Wednesday, February 24, 2010

Plot arc: get complicated!

Once you’ve pinned down the message – the essential nature of the post– draft a one-sentence summary. This needn’t be flashy, as it’s for your eyes alone. Many writers pin this declaration to the wall or paste it into the top of their computer file. A few examples:

  1. The ostrich jockeys: running the big birds in the Valley of the Sun
  2. Is it fair to take children on a gambling holiday?
  3. Tea time: faded colonial splendor in Candacraig, Burma

This "capsule sentence" introduces your theme, the thread that leads you through the post. Your first paragraph (the "lead" or "lede") and conclusion will most likely reflect this key information. And all the bits between should be in harmony. Cut the retired showgirl anecdote, if the entry’s about children in casinos. Don’t get sidetracked by hang-gliding, if the subject at hand is mountaineering. Be ruthless – but don’t despair. All that excised material can be spun into other stories, so nothing’s ever wasted.

Professor Jon Franklin takes this a step further in Writing for Story. He encourages students to plot pieces by crafting two sentences in a noun-active verb-noun format. The first is the problem, the second its resolution. Then note three steps that advance the tale. For example:

Complication: Company fires Joe

Development:

  1. Depression paralyses Joe
  2. Joe regains confidence
  3. Joe sues company

Resolution: Joe regains job

The telegraphed style focuses the writer's thoughts on the relationships in the story, he claims. Plus, "if there's anything wrong with 'Company fires Joe,' we need to discover it now, before we've written several thousand unusable words."

Avoid statements that are weak or static (includes the verbs be, am, was, were, have, has, being, been, do, does, did, could, would, should). "Stories consist of actions! Stories consist of actions! Stories consist of actions!" Franklin writes (he gets a free pass on the exclamation marks for helping to invent narrative nonfiction).

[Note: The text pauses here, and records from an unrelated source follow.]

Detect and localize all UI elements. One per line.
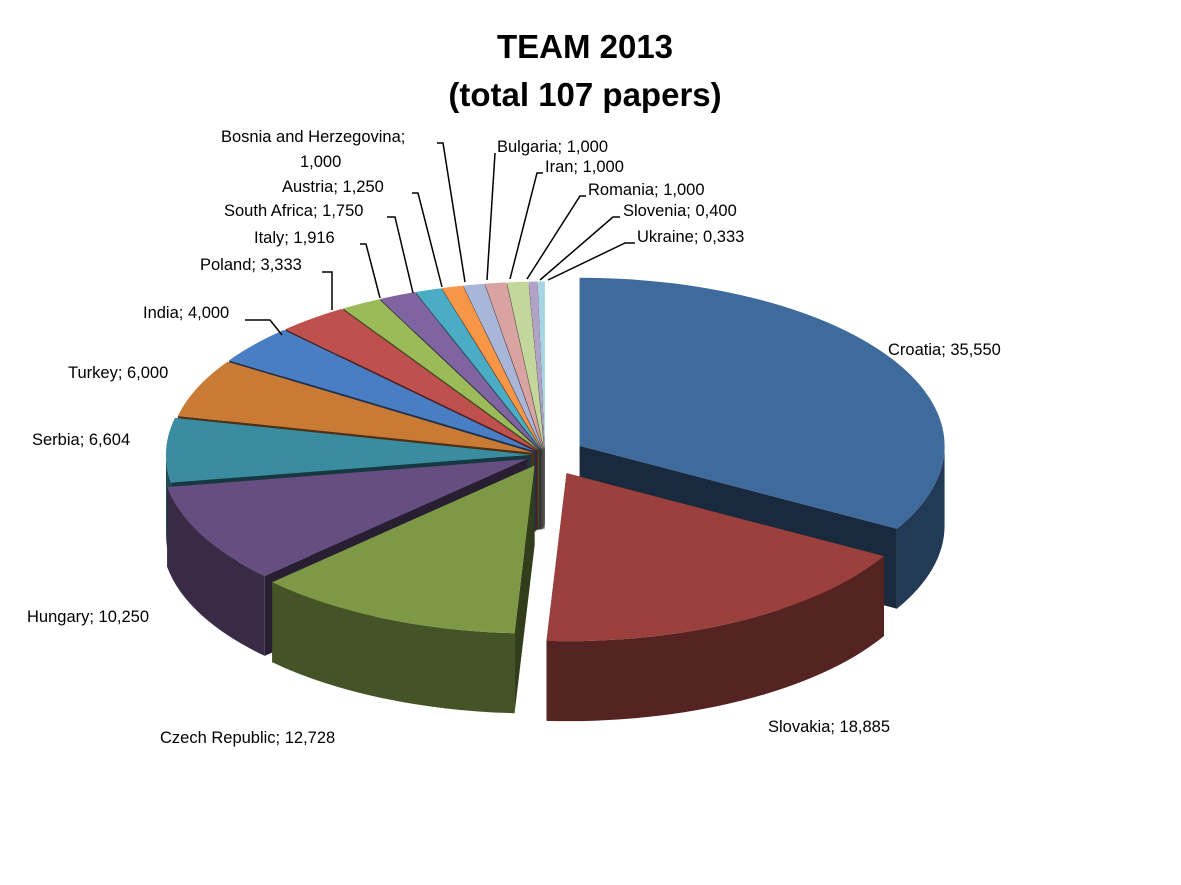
pie-slice-bulgaria xyxy=(463,283,543,450)
pie-slice-iran xyxy=(485,282,544,450)
chart-title-line-1: TEAM 2013 xyxy=(496,28,674,65)
leader-line-ukraine xyxy=(547,242,635,281)
pie-slice-austria xyxy=(415,288,542,450)
data-label-turkey: Turkey; 6,000 xyxy=(68,364,169,382)
data-label-iran: Iran; 1,000 xyxy=(545,158,624,176)
pie-slice-south-africa xyxy=(380,292,541,450)
data-label-czech-republic: Czech Republic; 12,728 xyxy=(160,729,336,747)
pie-slice-side-hungary xyxy=(167,486,265,656)
data-label-romania: Romania; 1,000 xyxy=(588,181,705,199)
leader-line-south-africa xyxy=(387,216,414,294)
data-label-italy: Italy; 1,916 xyxy=(254,229,335,247)
pie-slice-italy xyxy=(343,299,540,451)
data-label-serbia: Serbia; 6,604 xyxy=(32,431,131,449)
data-label-slovenia: Slovenia; 0,400 xyxy=(623,202,737,220)
pie-slice-india xyxy=(229,329,536,452)
data-label-south-africa: South Africa; 1,750 xyxy=(224,202,364,220)
data-label-austria: Austria; 1,250 xyxy=(282,178,384,196)
pie-slice-romania xyxy=(507,281,545,450)
pie-slice-ukraine xyxy=(537,281,545,450)
pie-slice-hungary xyxy=(167,459,528,576)
leader-line-iran xyxy=(509,172,543,280)
pie-slice-croatia xyxy=(579,277,945,529)
pie-slice-serbia xyxy=(166,417,532,483)
pie-slice-side-slovakia xyxy=(546,556,884,722)
pie-slice-poland xyxy=(285,308,538,451)
leader-line-poland xyxy=(322,271,333,310)
leader-line-slovenia xyxy=(539,216,620,281)
pie-slice-czech-republic xyxy=(272,465,535,634)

Not all journalism is plot-fueled, obviously; this approach doesn't suit every wearable-blanket brief and hotel review. Yet even a service piece benefits from a theme and an outline. Not the hideous textbook sort with nested subsets in Roman numerals like "I.E.iii.a". Rather a simple list of topics that need coverage, roughly in order. The "five boxes" stratagem – a sort of slapdash structure – remains popular with many journalists and bloggers.